Hükümet, Merkez Bankası’nın baş rolünü ve büyük ağırlığını omuzladığı politikaların çok yerinde ve etkili olduğunu savunuyor. Buna karşın IMF uzmanları, neredeyse izlenen politikanın bütün ayaklarının yanlış buluyorlar veya yeterince etkili olmadığını düşünüyorlar. IMF raporunda izlenen politilalara ilişkin çok sert eleştiriler yer alıyor.
IMF’nin politika faizinin yükseltilmesini ve faiz koridorunun daraltılmasını savunduğu biliniyor. Hükümet ile IMF arasındaki yaklaşım farkı bununla sınırlı değil. IMF’nin büyüme tahmininde bu kadar karamsar olması da diğer konulardaki farklı bakışından kaynaklanıyor.
 IMF’nin eleştirdiği veya yetersiz bulduğu en önemli noktalardaki görüşleri şöyle:
•    Maliye politikası sıkılaştırılmalı ve cari açıkla mücadele politikasının yükü para politikasından maliye politikasına kaydırılmalı. Bütçe performansı, vergi affı ve ithalat ve tüketimden alınan vergilerdeki geçici artışa dayanıyor. Oysa bütçenin yapısal dengesinde iyileşme yok, bozulma var.

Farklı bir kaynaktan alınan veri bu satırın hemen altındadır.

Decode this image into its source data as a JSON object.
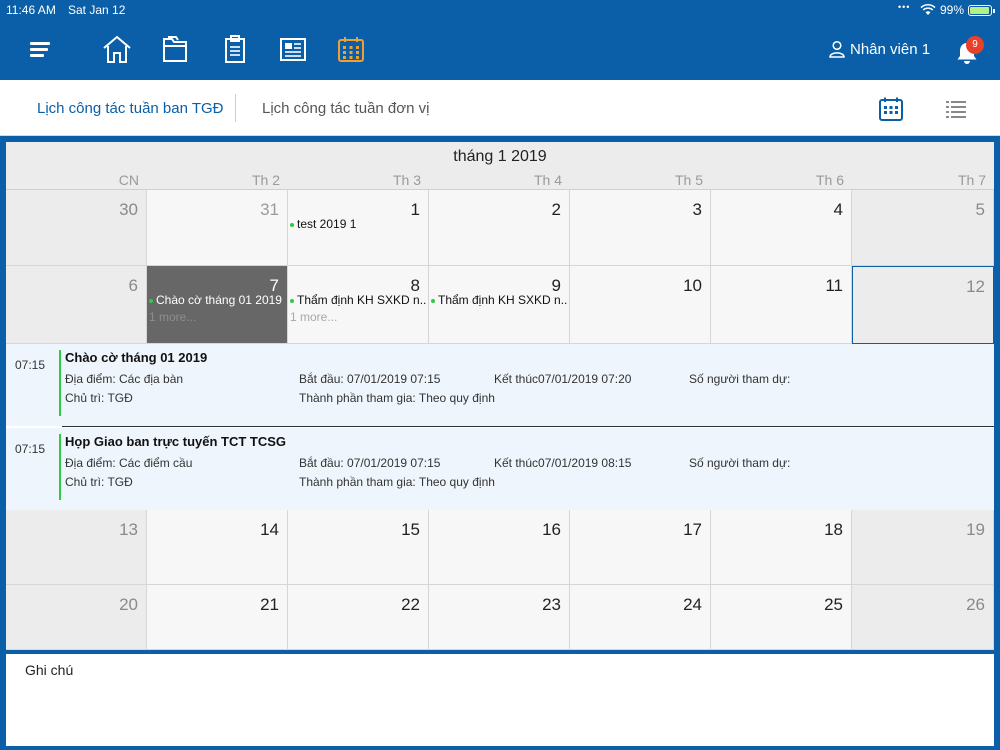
{
  "status_bar": {
    "time": "11:46 AM",
    "date": "Sat Jan 12",
    "battery": "99%"
  },
  "nav": {
    "icons": [
      "menu-icon",
      "home-icon",
      "folders-icon",
      "clipboard-icon",
      "newspaper-icon",
      "calendar-icon"
    ],
    "active_icon": "calendar-icon",
    "user_name": "Nhân viên 1",
    "notification_count": "9"
  },
  "tabs": {
    "active": "Lịch công tác tuần ban TGĐ",
    "inactive": "Lịch công tác tuần đơn vị"
  },
  "calendar": {
    "month_title": "tháng 1 2019",
    "weekdays": [
      "CN",
      "Th 2",
      "Th 3",
      "Th 4",
      "Th 5",
      "Th 6",
      "Th 7"
    ],
    "weeks": [
      {
        "days": [
          {
            "num": "30",
            "other": true
          },
          {
            "num": "31",
            "other": true
          },
          {
            "num": "1",
            "events": [
              "test 2019 1"
            ]
          },
          {
            "num": "2"
          },
          {
            "num": "3"
          },
          {
            "num": "4"
          },
          {
            "num": "5"
          }
        ]
      },
      {
        "days": [
          {
            "num": "6"
          },
          {
            "num": "7",
            "selected": true,
            "events": [
              "Chào cờ tháng 01 2019"
            ],
            "more": "1 more..."
          },
          {
            "num": "8",
            "events": [
              "Thẩm định KH SXKD n..."
            ],
            "more": "1 more..."
          },
          {
            "num": "9",
            "events": [
              "Thẩm định KH SXKD n..."
            ]
          },
          {
            "num": "10"
          },
          {
            "num": "11"
          },
          {
            "num": "12",
            "today": true
          }
        ]
      },
      {
        "days": [
          {
            "num": "13"
          },
          {
            "num": "14"
          },
          {
            "num": "15"
          },
          {
            "num": "16"
          },
          {
            "num": "17"
          },
          {
            "num": "18"
          },
          {
            "num": "19"
          }
        ]
      },
      {
        "days": [
          {
            "num": "20"
          },
          {
            "num": "21"
          },
          {
            "num": "22"
          },
          {
            "num": "23"
          },
          {
            "num": "24"
          },
          {
            "num": "25"
          },
          {
            "num": "26"
          }
        ]
      }
    ]
  },
  "agenda": [
    {
      "time": "07:15",
      "title": "Chào cờ tháng 01 2019",
      "location": "Địa điểm: Các địa bàn",
      "start": "Bắt đầu: 07/01/2019 07:15",
      "end": "Kết thúc07/01/2019 07:20",
      "attendees": "Số người tham dự:",
      "host": "Chủ trì: TGĐ",
      "participants": "Thành phần tham gia: Theo quy định"
    },
    {
      "time": "07:15",
      "title": "Họp Giao ban trực tuyến TCT TCSG",
      "location": "Địa điểm: Các điểm cầu",
      "start": "Bắt đầu: 07/01/2019 07:15",
      "end": "Kết thúc07/01/2019 08:15",
      "attendees": "Số người tham dự:",
      "host": "Chủ trì: TGĐ",
      "participants": "Thành phần tham gia: Theo quy định"
    }
  ],
  "notes": {
    "label": "Ghi chú"
  },
  "colors": {
    "brand": "#0a5fa8",
    "accent_orange": "#f0a030",
    "event_dot": "#2ecc40",
    "badge": "#e8402a"
  }
}
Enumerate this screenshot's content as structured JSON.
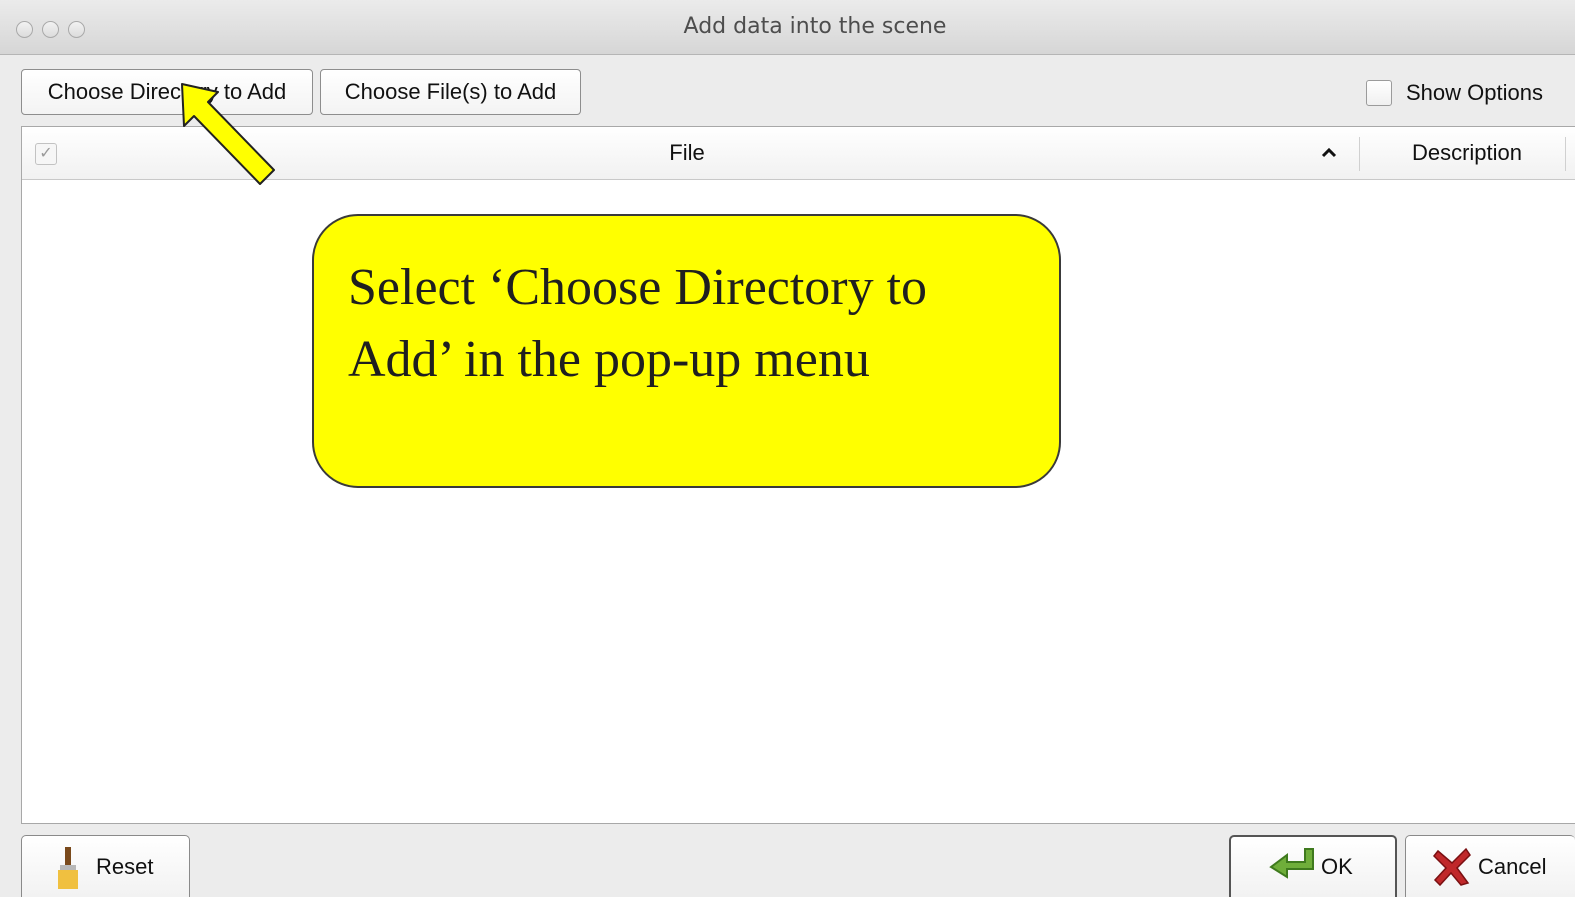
{
  "window": {
    "title": "Add data into the scene"
  },
  "toolbar": {
    "choose_directory_label": "Choose Directory to Add",
    "choose_files_label": "Choose File(s) to Add",
    "show_options_label": "Show Options",
    "show_options_checked": false
  },
  "table": {
    "columns": [
      {
        "label": "File",
        "sort": "ascending"
      },
      {
        "label": "Description"
      }
    ],
    "rows": []
  },
  "footer": {
    "reset_label": "Reset",
    "ok_label": "OK",
    "cancel_label": "Cancel"
  },
  "annotation": {
    "text": "Select ‘Choose Directory to Add’ in the pop-up menu",
    "color": "#ffff00"
  },
  "icons": {
    "sort": "chevron-up-icon",
    "reset": "paint-brush-icon",
    "ok": "green-return-arrow-icon",
    "cancel": "red-x-icon",
    "pointer": "yellow-arrow-icon"
  }
}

•    Avrupa’daki kriz ve Avrupa bankalarının sermaye ihtiyacı, Türkiye’ye fon akışının kesilmesine yol açacak. Fon akımının kesilmesi ithalatı düşürecek. Üretim, ithalata aşırı bağımlı olduğu için büyümede keskin bir düşüş yaşanacak.
•    Türkiye’deki bankaların büyük bölümünün sahibi Avrupa bankaları. Ana merkezlerin sermaye ihtiyacı, Türkiye’deki iştiraklerini etkileyecek ve bu iç piyasada kredi daralmasına yol açacak.
•    Yüksek ithalat ihtiyacı  karşısında fon akımının kesilmesi kurların artmasını getirecek. Kurların artması Türkiye’nin şu anda güzel görünen tüm oranlarını bir anda bozabilir. Kur artışı milli gelirin dolar değerini düşüreceği için hem cari açığın, hem de dış borçların milli gelire oranı yükselecek.
•    Kurlardaki artış özel sektörün dış borçlarının ödemesini zora sokacak. Özel sektördeki sıkışma hem üretimi, hem de bankacılık sektörünü vuracak.
•    Bankacılık sektörünün karlılık ve sermaye yeterliliği bu durumda hızla kötüleşecek.
Hükümet ile IMF’nin aslında birleştiği bir nokta var: Ekonominin kaderini sıcak paranın keyfi belirleyecek. Hükümet 2012’de sıcak para girişinin süreceğini ileri sürüyor ve bu yüzden pembe tablolar çiziyor. IMF ise Avrupa’ya bakışı karardıkça Türkiye’ye bakışını da karartıyor.